As for commercial and semi-commercial database (Oracle, MySQL, MS SQL) we always strongly recommend to purchase a support contract for database engine if you insist on using such database. However, perhaps the best strategy would be to migrate to PostgreSQL eventually.
Clusters and Cloud
Generally speaking, midPoint is supported in clustered database environments. Simply speaking: if midPoint works for you with a single-node database, then it will be most likely work for you also in when deployed with database cluster. However, there are limitations:
- Only environments that support full consistency guarantees are supported. Which means, that midPoint can only work for clustered configurations that can provide full ACID consistency and that are also configured to provide such guarantees. MidPoint will not work in environments with read-only replicas, environments that provide eventual consistency or any weaker consistency guarantees.
- Proper configuration of database clusters is a complex task that often involves trade-offs. For example clusters built for high availability and robustness may increase data maintenance overhead and it may result in lower overall performance. Analysis, design, proper configuration and maintenance of database clusters is your responsibility. Evolveum support will not resolve issues that are caused by inappropriate design or configuration of database clusters. It is unrealistic to expect that midPoint will be highly available or more performant just because it runs on a database cluster. The cluster has to be properly designed and configured to satisfy specific needs of each deployment.

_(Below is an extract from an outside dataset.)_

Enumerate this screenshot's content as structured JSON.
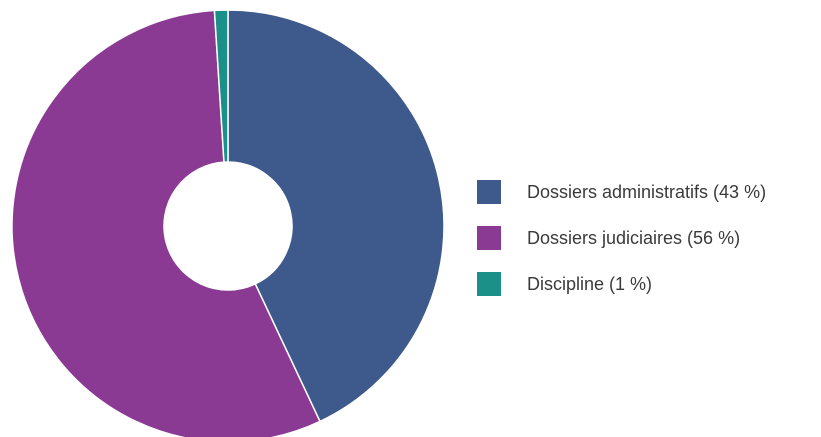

- Database clusters may be configured in a variety of ways. Even a small configuration or tuning changes may cause issues. Even though midPoint is tested in a variety of database configurations during development, it is unrealistic to expect that it can be tested for every combination of database engine, versions, configurations and clustering topologies. If you happen to experience an issue with midPoint operation, we have to reproduce the issue in order to have any realistic chance to fix it. Some issues can be reproduced in our testing environment. However, presence of database clustering makes reproduction of issues much harder. Therefore please be prepared that Evolveum team may request an access to your testing environment where the issue can be reproduced in order to diagnose and fix an issue.